If he had not already seen her panicked and afraid, Walken would have thought her a Polymorphed dragon-kin, toying with his hopes and aspirations, laughing internally while he, Eric Walken, struggled like a vermin trapped by an Adhesion cantrip. There was no doubt about his blunder now. He had indeed entered their relationship full of purpose to empower the girl through her IIUC ordeal-

But he couldn't help himself. It was true what they say: old habits died hard.

When the moment arrived, when she stood before him, a bee box buzzing with indeterminate dark things thrumming to escape, the temptation proved too much. The girl had so much hurt in her that it threatened to spill like overwrought honey, the unintelligible thrumming of her aggression was a mob of maniacs.

He’d envisioned himself the salvation she sought, a Bee Keeper. If he could take Henry’s Apprentice for his own, it would be the ultimate triumph against an existence he could have never bested, more so in the wake of Kilroy's passing. When Gwen had paled and shuddered at his every word, that old fancy had seduced him like the sweetest nectar.

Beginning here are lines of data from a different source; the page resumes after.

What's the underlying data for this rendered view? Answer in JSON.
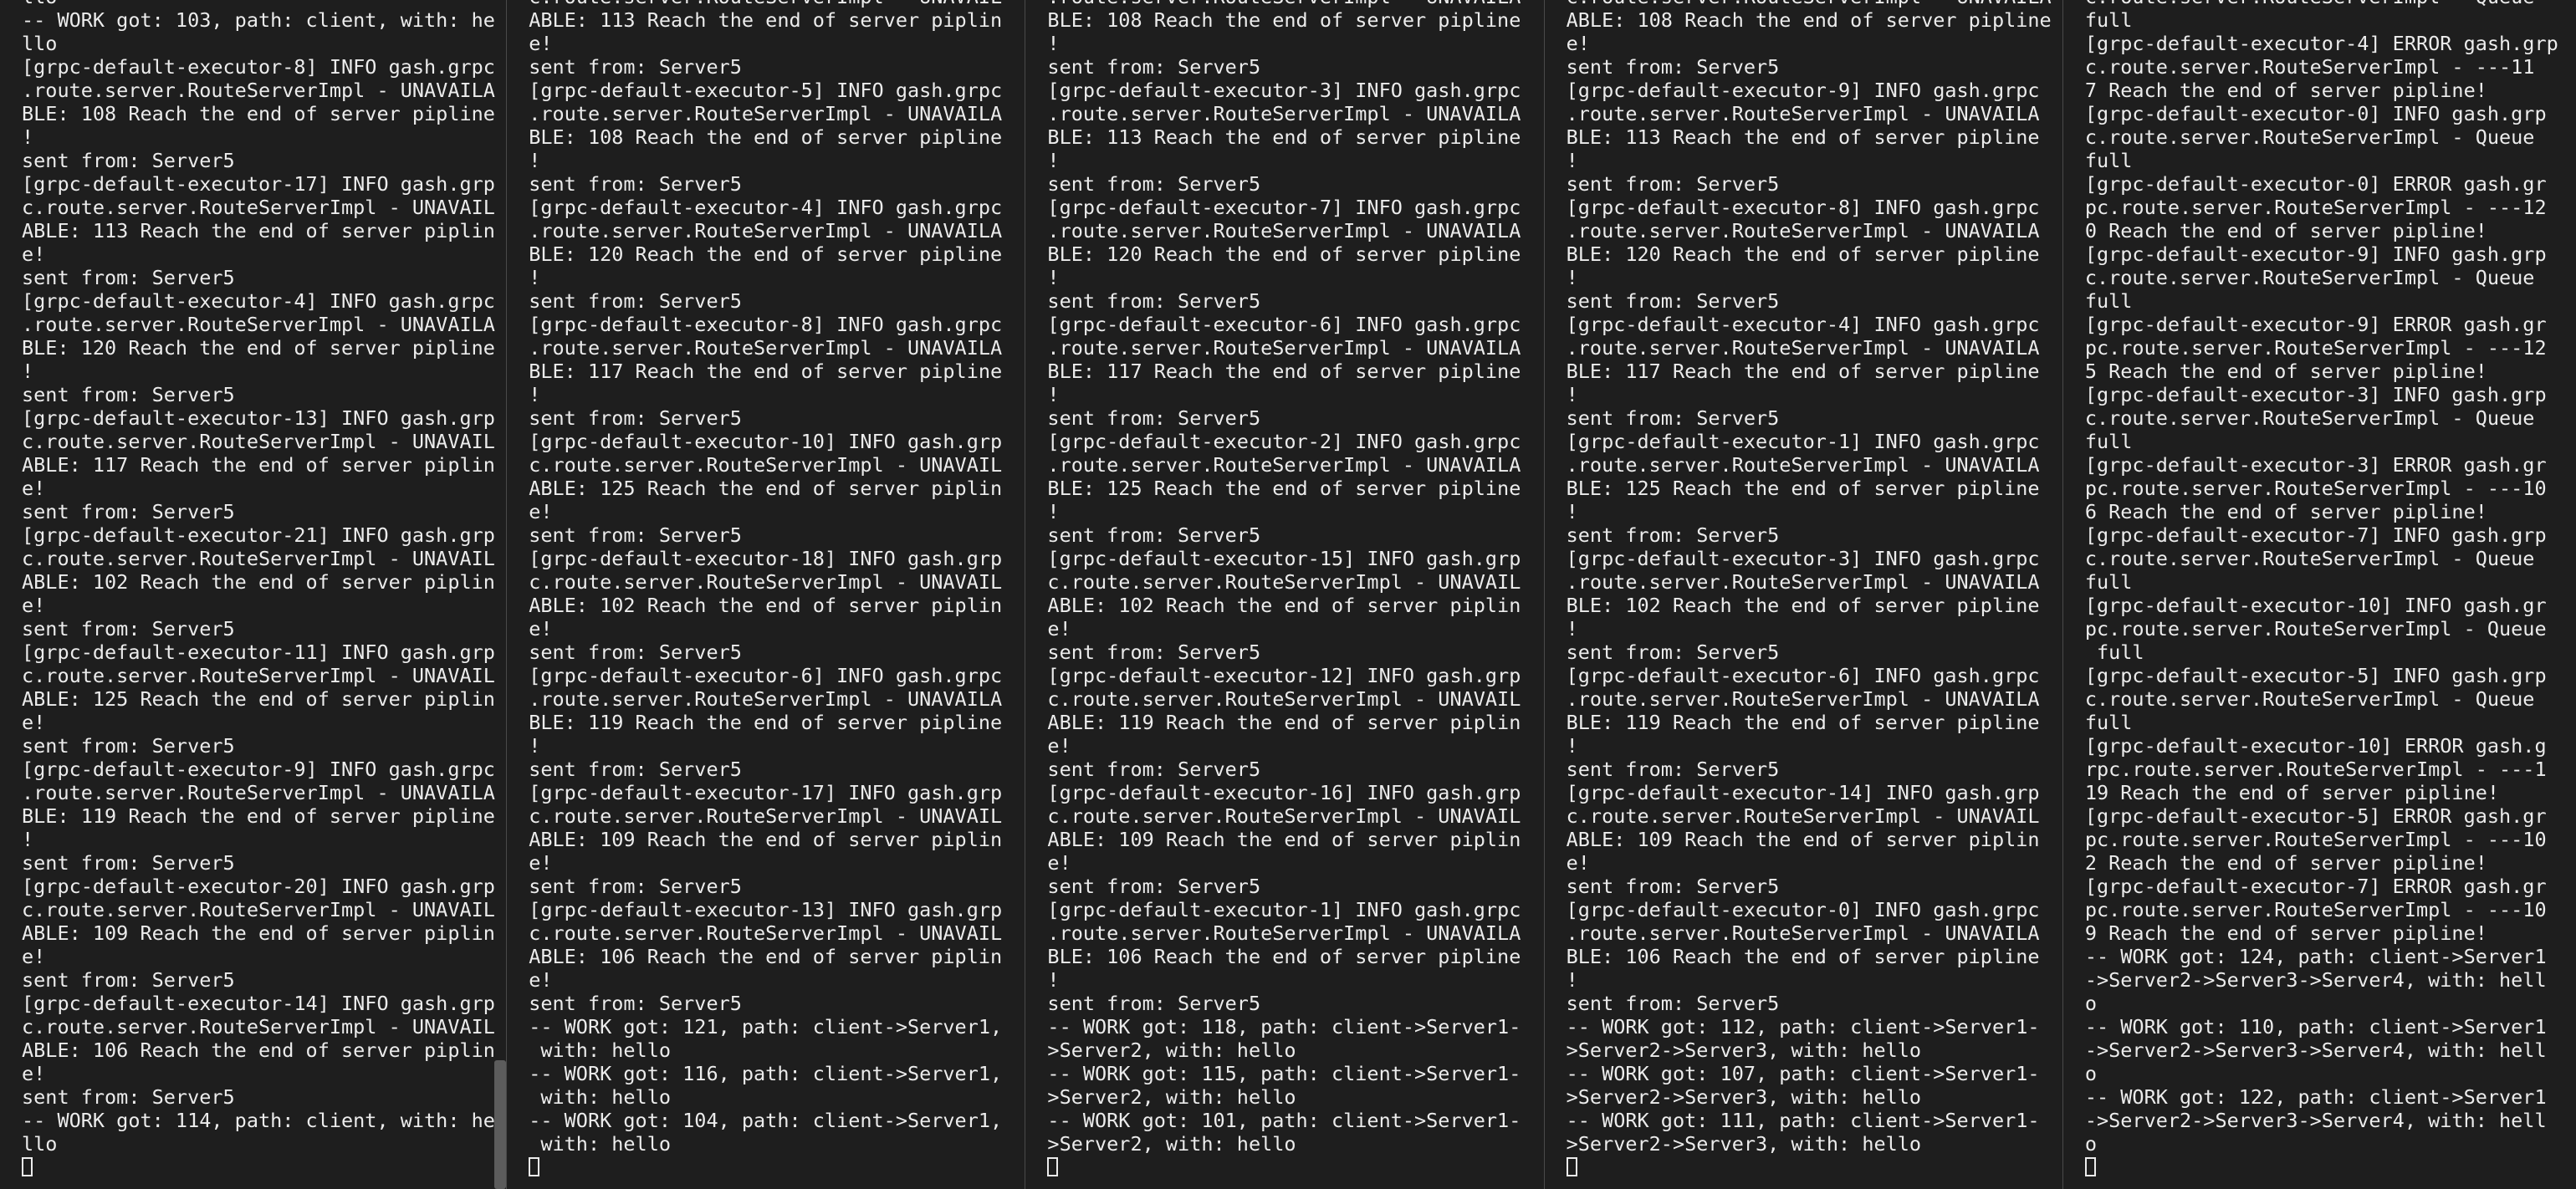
{
  "panes": [
    {
      "lines": [
        "llo",
        "-- WORK got: 103, path: client, with: he",
        "llo",
        "[grpc-default-executor-8] INFO gash.grpc",
        ".route.server.RouteServerImpl - UNAVAILA",
        "BLE: 108 Reach the end of server pipline",
        "!",
        "sent from: Server5",
        "[grpc-default-executor-17] INFO gash.grp",
        "c.route.server.RouteServerImpl - UNAVAIL",
        "ABLE: 113 Reach the end of server piplin",
        "e!",
        "sent from: Server5",
        "[grpc-default-executor-4] INFO gash.grpc",
        ".route.server.RouteServerImpl - UNAVAILA",
        "BLE: 120 Reach the end of server pipline",
        "!",
        "sent from: Server5",
        "[grpc-default-executor-13] INFO gash.grp",
        "c.route.server.RouteServerImpl - UNAVAIL",
        "ABLE: 117 Reach the end of server piplin",
        "e!",
        "sent from: Server5",
        "[grpc-default-executor-21] INFO gash.grp",
        "c.route.server.RouteServerImpl - UNAVAIL",
        "ABLE: 102 Reach the end of server piplin",
        "e!",
        "sent from: Server5",
        "[grpc-default-executor-11] INFO gash.grp",
        "c.route.server.RouteServerImpl - UNAVAIL",
        "ABLE: 125 Reach the end of server piplin",
        "e!",
        "sent from: Server5",
        "[grpc-default-executor-9] INFO gash.grpc",
        ".route.server.RouteServerImpl - UNAVAILA",
        "BLE: 119 Reach the end of server pipline",
        "!",
        "sent from: Server5",
        "[grpc-default-executor-20] INFO gash.grp",
        "c.route.server.RouteServerImpl - UNAVAIL",
        "ABLE: 109 Reach the end of server piplin",
        "e!",
        "sent from: Server5",
        "[grpc-default-executor-14] INFO gash.grp",
        "c.route.server.RouteServerImpl - UNAVAIL",
        "ABLE: 106 Reach the end of server piplin",
        "e!",
        "sent from: Server5",
        "-- WORK got: 114, path: client, with: he",
        "llo"
      ]
    },
    {
      "lines": [
        "c.route.server.RouteServerImpl - UNAVAIL",
        "ABLE: 113 Reach the end of server piplin",
        "e!",
        "sent from: Server5",
        "[grpc-default-executor-5] INFO gash.grpc",
        ".route.server.RouteServerImpl - UNAVAILA",
        "BLE: 108 Reach the end of server pipline",
        "!",
        "sent from: Server5",
        "[grpc-default-executor-4] INFO gash.grpc",
        ".route.server.RouteServerImpl - UNAVAILA",
        "BLE: 120 Reach the end of server pipline",
        "!",
        "sent from: Server5",
        "[grpc-default-executor-8] INFO gash.grpc",
        ".route.server.RouteServerImpl - UNAVAILA",
        "BLE: 117 Reach the end of server pipline",
        "!",
        "sent from: Server5",
        "[grpc-default-executor-10] INFO gash.grp",
        "c.route.server.RouteServerImpl - UNAVAIL",
        "ABLE: 125 Reach the end of server piplin",
        "e!",
        "sent from: Server5",
        "[grpc-default-executor-18] INFO gash.grp",
        "c.route.server.RouteServerImpl - UNAVAIL",
        "ABLE: 102 Reach the end of server piplin",
        "e!",
        "sent from: Server5",
        "[grpc-default-executor-6] INFO gash.grpc",
        ".route.server.RouteServerImpl - UNAVAILA",
        "BLE: 119 Reach the end of server pipline",
        "!",
        "sent from: Server5",
        "[grpc-default-executor-17] INFO gash.grp",
        "c.route.server.RouteServerImpl - UNAVAIL",
        "ABLE: 109 Reach the end of server piplin",
        "e!",
        "sent from: Server5",
        "[grpc-default-executor-13] INFO gash.grp",
        "c.route.server.RouteServerImpl - UNAVAIL",
        "ABLE: 106 Reach the end of server piplin",
        "e!",
        "sent from: Server5",
        "-- WORK got: 121, path: client->Server1,",
        " with: hello",
        "-- WORK got: 116, path: client->Server1,",
        " with: hello",
        "-- WORK got: 104, path: client->Server1,",
        " with: hello"
      ]
    },
    {
      "lines": [
        ".route.server.RouteServerImpl - UNAVAILA",
        "BLE: 108 Reach the end of server pipline",
        "!",
        "sent from: Server5",
        "[grpc-default-executor-3] INFO gash.grpc",
        ".route.server.RouteServerImpl - UNAVAILA",
        "BLE: 113 Reach the end of server pipline",
        "!",
        "sent from: Server5",
        "[grpc-default-executor-7] INFO gash.grpc",
        ".route.server.RouteServerImpl - UNAVAILA",
        "BLE: 120 Reach the end of server pipline",
        "!",
        "sent from: Server5",
        "[grpc-default-executor-6] INFO gash.grpc",
        ".route.server.RouteServerImpl - UNAVAILA",
        "BLE: 117 Reach the end of server pipline",
        "!",
        "sent from: Server5",
        "[grpc-default-executor-2] INFO gash.grpc",
        ".route.server.RouteServerImpl - UNAVAILA",
        "BLE: 125 Reach the end of server pipline",
        "!",
        "sent from: Server5",
        "[grpc-default-executor-15] INFO gash.grp",
        "c.route.server.RouteServerImpl - UNAVAIL",
        "ABLE: 102 Reach the end of server piplin",
        "e!",
        "sent from: Server5",
        "[grpc-default-executor-12] INFO gash.grp",
        "c.route.server.RouteServerImpl - UNAVAIL",
        "ABLE: 119 Reach the end of server piplin",
        "e!",
        "sent from: Server5",
        "[grpc-default-executor-16] INFO gash.grp",
        "c.route.server.RouteServerImpl - UNAVAIL",
        "ABLE: 109 Reach the end of server piplin",
        "e!",
        "sent from: Server5",
        "[grpc-default-executor-1] INFO gash.grpc",
        ".route.server.RouteServerImpl - UNAVAILA",
        "BLE: 106 Reach the end of server pipline",
        "!",
        "sent from: Server5",
        "-- WORK got: 118, path: client->Server1-",
        ">Server2, with: hello",
        "-- WORK got: 115, path: client->Server1-",
        ">Server2, with: hello",
        "-- WORK got: 101, path: client->Server1-",
        ">Server2, with: hello"
      ]
    },
    {
      "lines": [
        "c.route.server.RouteServerImpl - UNAVAILA",
        "ABLE: 108 Reach the end of server pipline",
        "e!",
        "sent from: Server5",
        "[grpc-default-executor-9] INFO gash.grpc",
        ".route.server.RouteServerImpl - UNAVAILA",
        "BLE: 113 Reach the end of server pipline",
        "!",
        "sent from: Server5",
        "[grpc-default-executor-8] INFO gash.grpc",
        ".route.server.RouteServerImpl - UNAVAILA",
        "BLE: 120 Reach the end of server pipline",
        "!",
        "sent from: Server5",
        "[grpc-default-executor-4] INFO gash.grpc",
        ".route.server.RouteServerImpl - UNAVAILA",
        "BLE: 117 Reach the end of server pipline",
        "!",
        "sent from: Server5",
        "[grpc-default-executor-1] INFO gash.grpc",
        ".route.server.RouteServerImpl - UNAVAILA",
        "BLE: 125 Reach the end of server pipline",
        "!",
        "sent from: Server5",
        "[grpc-default-executor-3] INFO gash.grpc",
        ".route.server.RouteServerImpl - UNAVAILA",
        "BLE: 102 Reach the end of server pipline",
        "!",
        "sent from: Server5",
        "[grpc-default-executor-6] INFO gash.grpc",
        ".route.server.RouteServerImpl - UNAVAILA",
        "BLE: 119 Reach the end of server pipline",
        "!",
        "sent from: Server5",
        "[grpc-default-executor-14] INFO gash.grp",
        "c.route.server.RouteServerImpl - UNAVAIL",
        "ABLE: 109 Reach the end of server piplin",
        "e!",
        "sent from: Server5",
        "[grpc-default-executor-0] INFO gash.grpc",
        ".route.server.RouteServerImpl - UNAVAILA",
        "BLE: 106 Reach the end of server pipline",
        "!",
        "sent from: Server5",
        "-- WORK got: 112, path: client->Server1-",
        ">Server2->Server3, with: hello",
        "-- WORK got: 107, path: client->Server1-",
        ">Server2->Server3, with: hello",
        "-- WORK got: 111, path: client->Server1-",
        ">Server2->Server3, with: hello"
      ]
    },
    {
      "lines": [
        "c.route.server.RouteServerImpl - Queue",
        "full",
        "[grpc-default-executor-4] ERROR gash.grp",
        "c.route.server.RouteServerImpl - ---11",
        "7 Reach the end of server pipline!",
        "[grpc-default-executor-0] INFO gash.grp",
        "c.route.server.RouteServerImpl - Queue",
        "full",
        "[grpc-default-executor-0] ERROR gash.gr",
        "pc.route.server.RouteServerImpl - ---12",
        "0 Reach the end of server pipline!",
        "[grpc-default-executor-9] INFO gash.grp",
        "c.route.server.RouteServerImpl - Queue",
        "full",
        "[grpc-default-executor-9] ERROR gash.gr",
        "pc.route.server.RouteServerImpl - ---12",
        "5 Reach the end of server pipline!",
        "[grpc-default-executor-3] INFO gash.grp",
        "c.route.server.RouteServerImpl - Queue",
        "full",
        "[grpc-default-executor-3] ERROR gash.gr",
        "pc.route.server.RouteServerImpl - ---10",
        "6 Reach the end of server pipline!",
        "[grpc-default-executor-7] INFO gash.grp",
        "c.route.server.RouteServerImpl - Queue",
        "full",
        "[grpc-default-executor-10] INFO gash.gr",
        "pc.route.server.RouteServerImpl - Queue",
        " full",
        "[grpc-default-executor-5] INFO gash.grp",
        "c.route.server.RouteServerImpl - Queue",
        "full",
        "[grpc-default-executor-10] ERROR gash.g",
        "rpc.route.server.RouteServerImpl - ---1",
        "19 Reach the end of server pipline!",
        "[grpc-default-executor-5] ERROR gash.gr",
        "pc.route.server.RouteServerImpl - ---10",
        "2 Reach the end of server pipline!",
        "[grpc-default-executor-7] ERROR gash.gr",
        "pc.route.server.RouteServerImpl - ---10",
        "9 Reach the end of server pipline!",
        "-- WORK got: 124, path: client->Server1",
        "->Server2->Server3->Server4, with: hell",
        "o",
        "-- WORK got: 110, path: client->Server1",
        "->Server2->Server3->Server4, with: hell",
        "o",
        "-- WORK got: 122, path: client->Server1",
        "->Server2->Server3->Server4, with: hell",
        "o"
      ]
    }
  ]
}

Walken did not sympathise with Henry’s manifesto, nor could he convince his old rival to believe in his. When he saw the girl, saw the gaping gash in her psyche, he instantly knew that she was the means by which he could finally put an old opposition to peace, not to mention mending his esteem.

Watching her defiant eyes, Walken felt full of ambivalence that the old fox had indeed found a kit worthy of continuing their antagonism.

But the time for moping had passed.

He would yield, for now.

Gwen was right.

Her allies in both Australia and China were strong; her higher ground was unassailable. Of course, if they were successful in their suit, as Fudan's advisor, he would accompany the team overseas: to Japan, to Korea, to North and South America, and inevitably, onto England.

And in England-

“Alright, Gwen. You win.” He extended a hand. “Truce.”

The girl took it; this time, she spared his fingers.

“Thank you.” The girl's eyes glinted mischievously, so much so that Walken almost considered withdrawing his amnesty. “More of a ceasefire, I’d say, but I do look forward to working with you, Eric.”